My family medical history is probably one of the biggest motivators to me taking charge of my physical health. I can't control genetic predispositions to anything, but I can still do whatever I can to fight off other preventable diseases. I refuse to be limited by things that I am 100% in control over, and when I've seen things start to go sideways I always try to right the ship by putting more focus and effort into nutrition and exercise. To people on the outside, I seem obsessed. I really don't care. I know how devastating preventable illnesses can be and if it's something I can control, well, then that's what I'm going to do. I have a lot of plans for the present and the future and I don't want any limitations.

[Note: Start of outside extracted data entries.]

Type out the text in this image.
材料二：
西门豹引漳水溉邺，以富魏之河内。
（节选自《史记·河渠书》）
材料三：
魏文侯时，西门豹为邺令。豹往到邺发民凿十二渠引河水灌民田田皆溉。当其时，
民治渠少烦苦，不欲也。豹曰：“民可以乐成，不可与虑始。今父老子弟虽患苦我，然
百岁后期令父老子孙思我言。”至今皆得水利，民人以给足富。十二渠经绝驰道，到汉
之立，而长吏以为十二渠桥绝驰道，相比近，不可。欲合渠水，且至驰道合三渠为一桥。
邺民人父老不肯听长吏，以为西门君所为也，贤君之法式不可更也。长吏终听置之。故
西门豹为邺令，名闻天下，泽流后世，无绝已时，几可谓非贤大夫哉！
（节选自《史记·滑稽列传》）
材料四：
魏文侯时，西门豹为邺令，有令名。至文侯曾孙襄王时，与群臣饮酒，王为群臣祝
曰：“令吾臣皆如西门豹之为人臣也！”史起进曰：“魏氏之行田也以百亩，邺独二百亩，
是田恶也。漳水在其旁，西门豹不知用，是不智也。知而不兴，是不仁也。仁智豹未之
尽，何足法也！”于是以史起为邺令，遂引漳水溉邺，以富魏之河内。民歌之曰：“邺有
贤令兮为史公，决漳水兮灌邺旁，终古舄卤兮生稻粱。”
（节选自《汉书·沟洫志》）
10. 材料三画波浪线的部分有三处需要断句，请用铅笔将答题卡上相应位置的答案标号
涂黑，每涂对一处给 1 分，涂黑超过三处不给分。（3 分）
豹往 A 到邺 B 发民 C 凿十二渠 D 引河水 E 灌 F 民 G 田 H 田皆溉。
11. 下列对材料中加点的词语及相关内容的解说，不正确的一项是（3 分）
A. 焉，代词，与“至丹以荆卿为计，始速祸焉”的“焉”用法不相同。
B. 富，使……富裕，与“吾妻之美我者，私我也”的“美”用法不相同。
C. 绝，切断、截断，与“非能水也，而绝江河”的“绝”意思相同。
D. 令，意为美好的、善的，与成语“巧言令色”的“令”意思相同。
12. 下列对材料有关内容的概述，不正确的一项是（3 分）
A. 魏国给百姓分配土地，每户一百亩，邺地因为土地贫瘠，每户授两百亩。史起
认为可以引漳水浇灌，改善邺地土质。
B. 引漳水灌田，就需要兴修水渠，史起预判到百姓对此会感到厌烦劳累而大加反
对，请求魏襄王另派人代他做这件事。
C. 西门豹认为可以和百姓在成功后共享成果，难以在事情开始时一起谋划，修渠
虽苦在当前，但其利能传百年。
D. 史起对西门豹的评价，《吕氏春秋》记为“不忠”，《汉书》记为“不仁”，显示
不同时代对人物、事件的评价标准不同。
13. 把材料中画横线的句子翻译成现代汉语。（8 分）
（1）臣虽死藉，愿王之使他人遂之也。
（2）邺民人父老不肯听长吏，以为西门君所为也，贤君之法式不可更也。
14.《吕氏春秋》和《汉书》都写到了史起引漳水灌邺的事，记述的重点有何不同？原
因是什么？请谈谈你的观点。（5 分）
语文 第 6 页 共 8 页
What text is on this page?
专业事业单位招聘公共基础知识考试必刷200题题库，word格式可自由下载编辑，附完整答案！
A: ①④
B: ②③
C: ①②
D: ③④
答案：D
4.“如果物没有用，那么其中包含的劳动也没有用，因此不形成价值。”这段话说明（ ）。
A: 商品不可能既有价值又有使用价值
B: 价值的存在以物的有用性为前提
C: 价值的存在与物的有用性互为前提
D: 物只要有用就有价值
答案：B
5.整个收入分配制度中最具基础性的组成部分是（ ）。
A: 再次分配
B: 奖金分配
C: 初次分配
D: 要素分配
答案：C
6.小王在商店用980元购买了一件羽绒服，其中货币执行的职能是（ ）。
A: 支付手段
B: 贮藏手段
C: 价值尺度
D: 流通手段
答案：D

I guess the moral of the story is that when you're feeling completely overwhelmed by things outside your control, sometimes what can bring you back from the abyss is finding those things that you CAN control and putting more focus into those. It can be something small, or many small things, or something big. But there is always something that is within your control. Taking hold of that can help you reset your mind and bring a bright spot into what can many times be a very dark and dreary time.